Published on Friday, 09 September 2011
Between 2008 and 2009, auto leasing declined dramatically in Canada, mostly as a result of lower residual values, a tightening of the credit markets and weaker consumer demand.
Today, auto leasing is experiencing a rebirth. Auto data provider, ALG Inc., predicts auto leasing in the luxury sector “will expand by nearly 43 per cent this year over 2010, while leasing of mainstream vehicles will rise 26 per cent.”
At our dealerships, we’ve seen a growing demand for leasing in the past year. Recent Wheels ads have also reflected this trend, as manufacturers are offering attractive loyalty incentives and low lease rates.
For consumers looking for an affordable monthly payment, minimum maintenance costs and no long-term financial obligations, leasing is a viable option. Maintenance costs on leased vehicles for three years are obviously much less than a vehicle owned for five years or longer.
There is still a belief that this form of ownership is only suited to business owners and professional types, who are able to deduct lease payments for tax purposes. In fact, leasing attracts customers from all walks of life and socio-economic backgrounds.
Our lease portfolios include full- and part-time students, college and university graduates, private and public sector employees, senior citizens, healthcare providers, independent contractors, etc. Lease programs on new and pre-owned vehicles can be tailored to suit any lifestyle and budget.
There are two types of leasing options available to consumers — open-end and close-end. Most consumers have moved away from open-end leasing, where the customer is responsible for the residual value amount. If the vehicle is returned and sold in an auction for less than the residual value, the customer is still liable for the difference.
Closed-end leasing is a more flexible option for the customer. The customer retains the option to purchase the vehicle with no obligation to buy it. Closed-end leases make it easier for the customer to get into a new vehicle without having to worry about the market conditions that affect resale values, which is best left to the leasing companies. The customer also has the option of walking away and trying a different brand for a change.

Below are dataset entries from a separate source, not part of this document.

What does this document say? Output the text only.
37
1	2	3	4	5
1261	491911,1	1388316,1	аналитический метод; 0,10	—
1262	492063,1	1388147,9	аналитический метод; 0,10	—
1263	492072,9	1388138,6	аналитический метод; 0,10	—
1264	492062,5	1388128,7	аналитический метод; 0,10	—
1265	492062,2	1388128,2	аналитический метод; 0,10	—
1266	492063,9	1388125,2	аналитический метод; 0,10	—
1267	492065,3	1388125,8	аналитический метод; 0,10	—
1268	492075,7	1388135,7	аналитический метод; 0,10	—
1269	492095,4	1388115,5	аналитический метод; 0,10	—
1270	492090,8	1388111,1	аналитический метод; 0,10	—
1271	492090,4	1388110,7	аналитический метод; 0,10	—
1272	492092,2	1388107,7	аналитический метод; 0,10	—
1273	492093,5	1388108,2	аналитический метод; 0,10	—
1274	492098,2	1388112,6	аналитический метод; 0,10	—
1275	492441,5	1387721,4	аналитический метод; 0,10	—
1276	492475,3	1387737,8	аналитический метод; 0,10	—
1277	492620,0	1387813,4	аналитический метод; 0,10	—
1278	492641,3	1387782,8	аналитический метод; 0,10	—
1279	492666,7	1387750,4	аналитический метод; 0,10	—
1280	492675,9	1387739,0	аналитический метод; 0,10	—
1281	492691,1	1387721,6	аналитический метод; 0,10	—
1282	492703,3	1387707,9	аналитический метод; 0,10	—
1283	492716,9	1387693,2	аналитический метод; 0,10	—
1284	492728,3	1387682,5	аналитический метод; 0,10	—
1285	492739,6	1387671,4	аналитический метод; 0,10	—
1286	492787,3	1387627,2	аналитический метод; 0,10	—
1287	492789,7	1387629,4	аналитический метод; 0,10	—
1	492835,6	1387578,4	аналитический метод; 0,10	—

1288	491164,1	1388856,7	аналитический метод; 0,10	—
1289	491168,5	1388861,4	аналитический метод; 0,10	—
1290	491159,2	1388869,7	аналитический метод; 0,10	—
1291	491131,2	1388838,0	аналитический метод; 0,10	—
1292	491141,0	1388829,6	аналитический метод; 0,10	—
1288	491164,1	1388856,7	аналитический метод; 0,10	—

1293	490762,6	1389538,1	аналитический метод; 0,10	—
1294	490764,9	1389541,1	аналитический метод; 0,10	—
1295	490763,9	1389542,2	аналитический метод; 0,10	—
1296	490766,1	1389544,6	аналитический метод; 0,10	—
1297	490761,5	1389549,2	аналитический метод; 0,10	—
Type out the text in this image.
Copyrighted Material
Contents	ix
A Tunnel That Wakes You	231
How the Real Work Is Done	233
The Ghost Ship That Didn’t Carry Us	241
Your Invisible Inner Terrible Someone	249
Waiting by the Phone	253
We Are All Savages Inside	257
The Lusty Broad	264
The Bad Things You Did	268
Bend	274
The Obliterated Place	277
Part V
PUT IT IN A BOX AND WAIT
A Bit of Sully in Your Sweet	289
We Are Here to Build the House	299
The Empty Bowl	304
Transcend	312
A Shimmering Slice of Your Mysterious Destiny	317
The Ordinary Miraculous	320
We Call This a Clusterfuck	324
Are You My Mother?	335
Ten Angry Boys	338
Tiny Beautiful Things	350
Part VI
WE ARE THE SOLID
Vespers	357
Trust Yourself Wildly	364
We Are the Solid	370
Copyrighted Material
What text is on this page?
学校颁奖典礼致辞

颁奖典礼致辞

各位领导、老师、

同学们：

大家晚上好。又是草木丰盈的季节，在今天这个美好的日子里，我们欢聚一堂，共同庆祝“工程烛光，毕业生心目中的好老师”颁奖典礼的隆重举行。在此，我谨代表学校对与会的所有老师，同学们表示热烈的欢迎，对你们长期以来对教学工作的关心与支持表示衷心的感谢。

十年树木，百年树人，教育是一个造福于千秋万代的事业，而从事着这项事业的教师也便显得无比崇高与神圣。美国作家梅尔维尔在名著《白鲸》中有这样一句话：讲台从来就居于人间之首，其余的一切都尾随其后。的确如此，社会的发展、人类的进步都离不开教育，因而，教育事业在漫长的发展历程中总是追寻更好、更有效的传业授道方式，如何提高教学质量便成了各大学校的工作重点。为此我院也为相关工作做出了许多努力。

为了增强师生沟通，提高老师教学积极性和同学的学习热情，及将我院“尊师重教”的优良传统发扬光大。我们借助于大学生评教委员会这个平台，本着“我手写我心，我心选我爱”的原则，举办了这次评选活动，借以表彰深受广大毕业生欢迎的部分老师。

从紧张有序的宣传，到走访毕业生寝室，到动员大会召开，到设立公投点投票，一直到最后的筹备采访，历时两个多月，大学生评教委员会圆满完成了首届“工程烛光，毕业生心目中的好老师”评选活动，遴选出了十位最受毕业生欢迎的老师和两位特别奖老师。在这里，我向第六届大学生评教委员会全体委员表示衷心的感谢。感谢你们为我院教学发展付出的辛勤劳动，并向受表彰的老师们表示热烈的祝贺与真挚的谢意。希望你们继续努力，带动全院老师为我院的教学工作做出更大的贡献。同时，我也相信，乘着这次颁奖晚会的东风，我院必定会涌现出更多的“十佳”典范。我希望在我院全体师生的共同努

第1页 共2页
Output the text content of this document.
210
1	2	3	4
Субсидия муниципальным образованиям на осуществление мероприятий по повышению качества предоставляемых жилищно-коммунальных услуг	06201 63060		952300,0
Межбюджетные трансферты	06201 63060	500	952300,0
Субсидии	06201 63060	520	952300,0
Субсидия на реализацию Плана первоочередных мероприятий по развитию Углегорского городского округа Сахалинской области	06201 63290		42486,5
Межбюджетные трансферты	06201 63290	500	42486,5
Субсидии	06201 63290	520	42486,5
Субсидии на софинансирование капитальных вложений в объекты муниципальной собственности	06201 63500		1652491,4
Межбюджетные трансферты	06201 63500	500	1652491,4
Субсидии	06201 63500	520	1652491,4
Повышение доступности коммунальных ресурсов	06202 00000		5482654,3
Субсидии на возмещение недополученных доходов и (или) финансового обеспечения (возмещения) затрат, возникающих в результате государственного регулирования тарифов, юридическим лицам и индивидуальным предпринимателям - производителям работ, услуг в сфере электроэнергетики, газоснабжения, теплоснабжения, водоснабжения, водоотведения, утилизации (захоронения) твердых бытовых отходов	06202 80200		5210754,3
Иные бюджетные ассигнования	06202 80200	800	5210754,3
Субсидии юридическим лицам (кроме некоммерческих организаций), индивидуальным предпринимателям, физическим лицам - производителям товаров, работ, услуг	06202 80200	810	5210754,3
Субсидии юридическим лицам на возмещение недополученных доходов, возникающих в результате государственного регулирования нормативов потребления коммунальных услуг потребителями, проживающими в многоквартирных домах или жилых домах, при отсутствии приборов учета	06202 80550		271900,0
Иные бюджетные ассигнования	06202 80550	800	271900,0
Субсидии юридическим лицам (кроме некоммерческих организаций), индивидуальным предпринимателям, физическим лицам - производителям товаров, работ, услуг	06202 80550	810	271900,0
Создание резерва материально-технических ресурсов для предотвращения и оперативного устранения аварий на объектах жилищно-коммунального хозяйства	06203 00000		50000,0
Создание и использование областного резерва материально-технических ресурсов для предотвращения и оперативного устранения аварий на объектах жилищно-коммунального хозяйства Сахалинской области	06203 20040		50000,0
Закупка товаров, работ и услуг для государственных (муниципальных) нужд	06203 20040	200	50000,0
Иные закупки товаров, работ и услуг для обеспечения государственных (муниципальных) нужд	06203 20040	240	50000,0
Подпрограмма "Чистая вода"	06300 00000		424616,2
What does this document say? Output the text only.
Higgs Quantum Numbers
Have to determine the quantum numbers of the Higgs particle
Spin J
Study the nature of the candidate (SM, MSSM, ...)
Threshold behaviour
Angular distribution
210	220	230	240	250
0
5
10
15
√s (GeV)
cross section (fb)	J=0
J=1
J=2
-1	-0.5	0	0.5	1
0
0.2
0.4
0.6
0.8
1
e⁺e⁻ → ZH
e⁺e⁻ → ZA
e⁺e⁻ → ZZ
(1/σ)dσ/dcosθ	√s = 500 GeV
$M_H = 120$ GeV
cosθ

For any auto lease, consumers still need to understand their rights and obligations. Many excellent websites explain the pros and cons of leasing versus purchasing, and dealership salespeople are a reliable source of information as well.
One of the primary considerations for lessees should be their expected driving patterns. Will the vehicle be used mostly for business and subjected to extensive kilometres? Accommodating a growing family? As a pleasure vehicle driven only on weekends and holidays?
Determining a vehicle’s primary usage should allow you to estimate your mileage and the condition of the vehicle after the lease period ends. In short, know your driving requirements and plan ahead.
If you wind up with excess kilometres, your “additional” financial obligations could be significant. To avoid this, consider a higher kilometre allowance, which results in a slightly higher monthly payment and/or a higher down payment.
Leased vehicles that are returned with excessive wear and tear will also result in additional financial obligations, so it’s in the lessee’s best interest to perform regular maintenance.
If you drive a leased vehicle and are involved in an accident, always notify your dealership or leasing company as soon as possible. They could help you to expedite your repairs. Don’t leave this important detail until the lease has expired.
For a growing number of Canadian consumers, auto leasing is a win-win scenario. It gives them an affordable driving option with great flexibility, and the attractive incentives available now make this an extremely good time to lease a vehicle.